Rosetta Loy (1931 – 2022), scrittrice italiana.
Se vado indietro nel tempo e penso come la parola «ebreo» è entrata nella mia vita, mi vedo seduta su una seggiolina azzurra nella camera dei bambini. Una camera con una carta da parati a fiori di pesco scarabocchiata in più punti; è primavera inoltrata e la lunga finestra che dà sul balcone di pietra è spalancata. Posso guardare nell'appartamento al di là della strada dove dai vetri aperti le tede dondolano all'aria. In quella casa c'è una festa, si vedono le persone andare e venire. In quella casa da poco è nato un bambino, quella festa è per lui. «Un battesimo?» chiedo. No, mi dice la donna che è seduta accanto a me su un'altra seggiolina dove il suo corpo rimane avvolto come una palla, certo che no, ripete: lei è Annemarie, la mia Fräulein. Sono ebrei aggiunge accennando con il mento al di là della finestra, loro i bambini non li battezzano, li circoncidono. Ha detto «beschneiden» con una smorfia di disgusto.
Il Pidrèn
La casa la fece costruire il Gran Masten alla fine del Settecento quando divenne unparticulare, qualcuno che aveva terra di suo, buoi, mucche, galline e conigli, e tante moggia da avere bisogno di altre braccia. Aveva fretta e non si preoccupò troppo delle fondamenta anche se la casa con la sua facciata giallina rimase nel tempo ancorata alla terra, la lunga sequenza di stanze una appresso all'altra. Una costruzione a due piani più il granaio dalle finestre schiacciate a diretto contatto col tetto. Il viottolo di mattoni la collegava al viale che piegava giù verso il cancello mentre il fienile e le stalle si allungavano di fianco fino ad arrivare alla strada dove si apriva il grande portale di assi. Come si chiamasse quella strada allora era difficile saperlo; la casa era l'ultima del paese e quando in seguito ne venne costruita un'altra questa ebbe l'obbligo del muro cieco per la parte che affacciava sul giardino. Nessuno ha mai saputo il vero nome del Gran Masten perché i registri parrocchiali andarono bruciati durante la prima campagna napoleonica. Certo era uno che si era arricchito tra l'andare e venire dei soldati, con il foraggio per i cavalli e il grano nascosto e rivenduto tre volte tanto. Con il vino per far ubriacre francesi e austriaci, russi, bavaresi, alsaziani, durante quelle interminabili guerre che avevano colorato come un gioco di travasi la mappa dell'Europa centrale. Di lui si sa solo che lavorando dall'alba al tramonto, senza soste mai, in pochi anni raddoppiò le moggia di terra e che aveva gambe così lunghe da oltrepassare i fossi senza saltare. Prese moglie tardi e dei tanti figli venuti al mondo gliene restarono grandi soltanto due: Pietro e Giuseppe.
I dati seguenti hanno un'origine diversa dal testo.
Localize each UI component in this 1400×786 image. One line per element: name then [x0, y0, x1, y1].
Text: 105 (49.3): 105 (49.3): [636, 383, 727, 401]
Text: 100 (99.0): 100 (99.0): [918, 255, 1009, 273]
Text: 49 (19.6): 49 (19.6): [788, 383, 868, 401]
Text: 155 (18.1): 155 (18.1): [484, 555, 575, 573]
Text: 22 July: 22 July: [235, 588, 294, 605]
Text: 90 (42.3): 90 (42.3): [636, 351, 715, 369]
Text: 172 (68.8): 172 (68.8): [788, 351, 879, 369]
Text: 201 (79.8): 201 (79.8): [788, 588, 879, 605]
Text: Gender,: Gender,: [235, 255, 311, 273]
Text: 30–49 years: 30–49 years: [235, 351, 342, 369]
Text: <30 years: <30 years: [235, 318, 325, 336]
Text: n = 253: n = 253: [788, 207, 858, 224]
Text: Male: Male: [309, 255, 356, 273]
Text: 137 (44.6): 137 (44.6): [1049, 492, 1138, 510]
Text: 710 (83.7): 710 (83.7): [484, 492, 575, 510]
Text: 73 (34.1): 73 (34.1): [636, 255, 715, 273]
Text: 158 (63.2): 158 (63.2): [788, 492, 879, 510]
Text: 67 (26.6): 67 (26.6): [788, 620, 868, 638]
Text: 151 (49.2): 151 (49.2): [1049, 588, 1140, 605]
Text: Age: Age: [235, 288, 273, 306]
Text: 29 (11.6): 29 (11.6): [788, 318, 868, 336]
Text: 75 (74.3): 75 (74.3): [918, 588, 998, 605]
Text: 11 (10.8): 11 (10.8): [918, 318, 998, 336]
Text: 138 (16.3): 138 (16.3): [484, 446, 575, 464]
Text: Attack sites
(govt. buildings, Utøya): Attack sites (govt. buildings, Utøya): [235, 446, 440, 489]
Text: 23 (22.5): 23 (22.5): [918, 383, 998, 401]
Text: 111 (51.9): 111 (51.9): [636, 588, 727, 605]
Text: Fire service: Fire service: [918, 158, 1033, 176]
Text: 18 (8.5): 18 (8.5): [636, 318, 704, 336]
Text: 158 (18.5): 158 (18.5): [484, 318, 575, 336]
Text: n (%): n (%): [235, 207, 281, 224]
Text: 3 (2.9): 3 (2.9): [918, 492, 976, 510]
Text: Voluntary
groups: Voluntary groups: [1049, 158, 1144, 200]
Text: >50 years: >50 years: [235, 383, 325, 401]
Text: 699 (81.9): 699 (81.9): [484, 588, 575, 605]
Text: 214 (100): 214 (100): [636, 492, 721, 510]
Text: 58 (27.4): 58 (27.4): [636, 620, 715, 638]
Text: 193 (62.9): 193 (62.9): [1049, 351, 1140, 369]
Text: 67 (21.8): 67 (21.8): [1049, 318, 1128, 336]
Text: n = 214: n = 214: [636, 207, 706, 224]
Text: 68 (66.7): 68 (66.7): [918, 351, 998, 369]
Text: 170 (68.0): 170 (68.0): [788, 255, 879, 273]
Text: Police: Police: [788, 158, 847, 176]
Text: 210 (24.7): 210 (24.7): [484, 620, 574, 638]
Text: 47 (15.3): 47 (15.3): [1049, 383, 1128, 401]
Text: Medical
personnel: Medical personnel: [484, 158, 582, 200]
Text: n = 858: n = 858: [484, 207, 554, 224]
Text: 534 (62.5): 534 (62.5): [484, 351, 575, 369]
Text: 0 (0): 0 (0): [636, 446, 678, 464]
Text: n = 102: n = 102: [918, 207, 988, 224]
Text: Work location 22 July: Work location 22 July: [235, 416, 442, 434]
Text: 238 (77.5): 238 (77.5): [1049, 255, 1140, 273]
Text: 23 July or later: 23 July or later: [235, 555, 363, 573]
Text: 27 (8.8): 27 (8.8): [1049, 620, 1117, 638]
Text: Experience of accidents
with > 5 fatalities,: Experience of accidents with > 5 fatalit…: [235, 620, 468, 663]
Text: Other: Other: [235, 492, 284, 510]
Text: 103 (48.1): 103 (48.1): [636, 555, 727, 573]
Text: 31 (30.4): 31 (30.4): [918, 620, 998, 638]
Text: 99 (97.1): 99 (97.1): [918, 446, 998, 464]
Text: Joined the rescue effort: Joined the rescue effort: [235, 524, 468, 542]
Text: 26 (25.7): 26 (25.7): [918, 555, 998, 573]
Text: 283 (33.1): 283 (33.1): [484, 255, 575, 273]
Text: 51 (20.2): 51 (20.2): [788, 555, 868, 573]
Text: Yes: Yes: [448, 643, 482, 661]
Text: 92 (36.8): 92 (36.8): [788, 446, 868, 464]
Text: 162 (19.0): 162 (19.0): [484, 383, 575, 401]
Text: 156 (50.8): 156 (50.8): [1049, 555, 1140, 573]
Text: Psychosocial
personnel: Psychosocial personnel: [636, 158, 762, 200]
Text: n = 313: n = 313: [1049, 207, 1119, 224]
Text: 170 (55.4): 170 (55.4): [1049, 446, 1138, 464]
Si racconta che Luìs e Gavriel rimasti soli non parlassero mai. Sedevano di fronte al fuoco, vecchi e asciutti, chiusi in un cerchio invalicabile di silenzio. Il tramestio dei topi sempre più numerosi, il rumore della pioggia e dei tuoni o lo sbattere di una farfalla notturna ai vetri, annegavano al di là di quel silenzio senza superare mai il limite di guardia. Nemmeno il violino di Giai, se ancora avesse suonato, avrebbe potuto. Solo alla fine, quando la fiamma aveva bruciato l'ultimo pezzo di legno (meli che non producevano più frutti, rami secchi del noce e poi, in seguito, anche il pero davanti alla sala), Gavriel, il maggiore, si alzava: -Andumma a drommi, diceva. -Andumma, - rispondeva Luìs raddrizzando la sua gamba diventata pura cartilagine. E quelle parole, le uniche possibili, deflagravano nella casa e la percorrevano come un vento nell'oscurità delle stanze. Sollevavano la polvere dai mobili, e la casa intera scricchiolava come un vascello in rada.
Io sono morta tre volte. La prima è stata a cinque anni quando mi hanno addormentata col cloroformio per rimettere in ordine nella mia pancia.[1]